Step One: Measuring What Customers Value Most
To understand feature preference, we used MaxDiff (Maximum Difference Scaling).
MaxDiff is a survey-based research method that forces respondents to choose the most and least important features from sets of options. Instead of rating everything “very important,” customers must make trade-offs. This produces much clearer insight into relative importance.
Each feature receives an individual utility score, which quantifies how strongly customers prefer that item compared to others.
This matters because:
It eliminates “everything is important” bias
It clarifies which features rise to the top
It helps prioritize product development and marketing
The result? A true ranking of checking account features based on customer preference.
Step Two: Finding the Right Combination of Features
Knowing which features are individually popular is helpful. But customers don’t choose features one at a time—they choose bundles.
That’s where TURF analysis (Total Unduplicated Reach and Frequency) comes in.
TURF takes MaxDiff results and evaluates combinations of features to determine which bundle reaches the largest share of your audience—with minimal overlap.
In simple terms:
Reach score = the percentage of customers who find at least one feature in a bundle appealing
It measures breadth of appeal across your market
When we analyzed checking account feature combinations, the top three bundles achieved reach scores of 97.87%, 96.81%, and 96.81% .
That means nearly your entire target audience finds something compelling within those combinations.
What This Means for Community Banks
The findings are clear—and practical.
1. Make Sure You Get Credit for What You Already Have
Free checking features dominated utility testing . Many banks already offer strong value, but fail to clearly name and market it.
Before investing in new features, ask:
Are we clearly communicating the value of what we already offer?
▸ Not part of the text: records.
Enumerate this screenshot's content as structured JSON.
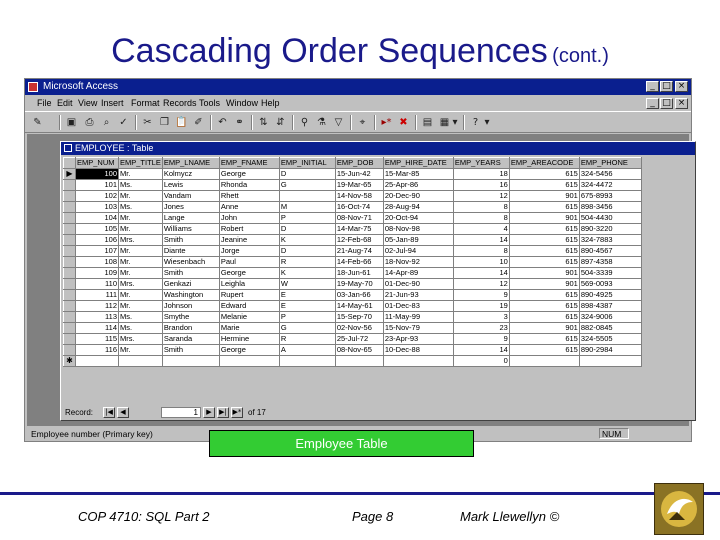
{
  "slide": {
    "title": "Cascading Order Sequences",
    "title_suffix": "(cont.)",
    "caption": "Employee Table",
    "footer_left": "COP 4710: SQL Part 2",
    "footer_center": "Page 8",
    "footer_right": "Mark Llewellyn ©"
  },
  "window": {
    "title": "Microsoft Access",
    "menu": [
      "File",
      "Edit",
      "View",
      "Insert",
      "Format",
      "Records",
      "Tools",
      "Window",
      "Help"
    ],
    "status_text": "Employee number (Primary key)",
    "status_num": "NUM"
  },
  "table_window": {
    "title": "EMPLOYEE : Table"
  },
  "grid": {
    "columns": [
      "EMP_NUM",
      "EMP_TITLE",
      "EMP_LNAME",
      "EMP_FNAME",
      "EMP_INITIAL",
      "EMP_DOB",
      "EMP_HIRE_DATE",
      "EMP_YEARS",
      "EMP_AREACODE",
      "EMP_PHONE"
    ],
    "rows": [
      [
        "100",
        "Mr.",
        "Kolmycz",
        "George",
        "D",
        "15-Jun-42",
        "15-Mar-85",
        "18",
        "615",
        "324-5456"
      ],
      [
        "101",
        "Ms.",
        "Lewis",
        "Rhonda",
        "G",
        "19-Mar-65",
        "25-Apr-86",
        "16",
        "615",
        "324-4472"
      ],
      [
        "102",
        "Mr.",
        "Vandam",
        "Rhett",
        "",
        "14-Nov-58",
        "20-Dec-90",
        "12",
        "901",
        "675-8993"
      ],
      [
        "103",
        "Ms.",
        "Jones",
        "Anne",
        "M",
        "16-Oct-74",
        "28-Aug-94",
        "8",
        "615",
        "898-3456"
      ],
      [
        "104",
        "Mr.",
        "Lange",
        "John",
        "P",
        "08-Nov-71",
        "20-Oct-94",
        "8",
        "901",
        "504-4430"
      ],
      [
        "105",
        "Mr.",
        "Williams",
        "Robert",
        "D",
        "14-Mar-75",
        "08-Nov-98",
        "4",
        "615",
        "890-3220"
      ],
      [
        "106",
        "Mrs.",
        "Smith",
        "Jeanine",
        "K",
        "12-Feb-68",
        "05-Jan-89",
        "14",
        "615",
        "324-7883"
      ],
      [
        "107",
        "Mr.",
        "Diante",
        "Jorge",
        "D",
        "21-Aug-74",
        "02-Jul-94",
        "8",
        "615",
        "890-4567"
      ],
      [
        "108",
        "Mr.",
        "Wiesenbach",
        "Paul",
        "R",
        "14-Feb-66",
        "18-Nov-92",
        "10",
        "615",
        "897-4358"
      ],
      [
        "109",
        "Mr.",
        "Smith",
        "George",
        "K",
        "18-Jun-61",
        "14-Apr-89",
        "14",
        "901",
        "504-3339"
      ],
      [
        "110",
        "Mrs.",
        "Genkazi",
        "Leighla",
        "W",
        "19-May-70",
        "01-Dec-90",
        "12",
        "901",
        "569-0093"
      ],
      [
        "111",
        "Mr.",
        "Washington",
        "Rupert",
        "E",
        "03-Jan-66",
        "21-Jun-93",
        "9",
        "615",
        "890-4925"
      ],
      [
        "112",
        "Mr.",
        "Johnson",
        "Edward",
        "E",
        "14-May-61",
        "01-Dec-83",
        "19",
        "615",
        "898-4387"
      ],
      [
        "113",
        "Ms.",
        "Smythe",
        "Melanie",
        "P",
        "15-Sep-70",
        "11-May-99",
        "3",
        "615",
        "324-9006"
      ],
      [
        "114",
        "Ms.",
        "Brandon",
        "Marie",
        "G",
        "02-Nov-56",
        "15-Nov-79",
        "23",
        "901",
        "882-0845"
      ],
      [
        "115",
        "Mrs.",
        "Saranda",
        "Hermine",
        "R",
        "25-Jul-72",
        "23-Apr-93",
        "9",
        "615",
        "324-5505"
      ],
      [
        "116",
        "Mr.",
        "Smith",
        "George",
        "A",
        "08-Nov-65",
        "10-Dec-88",
        "14",
        "615",
        "890-2984"
      ]
    ],
    "new_row_years": "0"
  },
  "navigation": {
    "label": "Record:",
    "current": "1",
    "of_text": "of 17"
  }
}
Are we positioning our free checking in a way that highlights what customers actually care about?
Often, the opportunity is in messaging, not new product development.
2. Be Careful with “Novel” Additions
Some features that sound exciting internally—like pet insurance or early direct deposit—made little impact on overall utility .
That’s critical.
If a feature:
Adds operational complexity
Requires vendor integration
Creates compliance or servicing demands
…but doesn’t meaningfully increase customer preference, it may not justify the cost.
Innovation is powerful—but only when it drives measurable value.
3. Bundling and Incentives Strengthen Relationships
One area that did resonate: bundling incentives.
Discounts or incentives for bundled features were attractive to consumers and help deepen retail relationships .
This is especially important for community banks:
It increases share of wallet
It builds stickiness
It strengthens long-term relationships
Smart bundling isn’t just about marketing—it’s about long-term customer lifetime value.
The Bigger Lesson
In today’s competitive environment, community banks can’t afford to build products based on internal assumptions.
Data-driven methods like MaxDiff and TURF analysis help answer critical strategic questions:
What truly drives primary checking selection?
Which features create broad market appeal?
Where should we invest—and where should we not?
The takeaway isn’t “add more.”
It’s “optimize what matters.”
And when you align product design with real customer preference, you don’t just compete—you win smarter.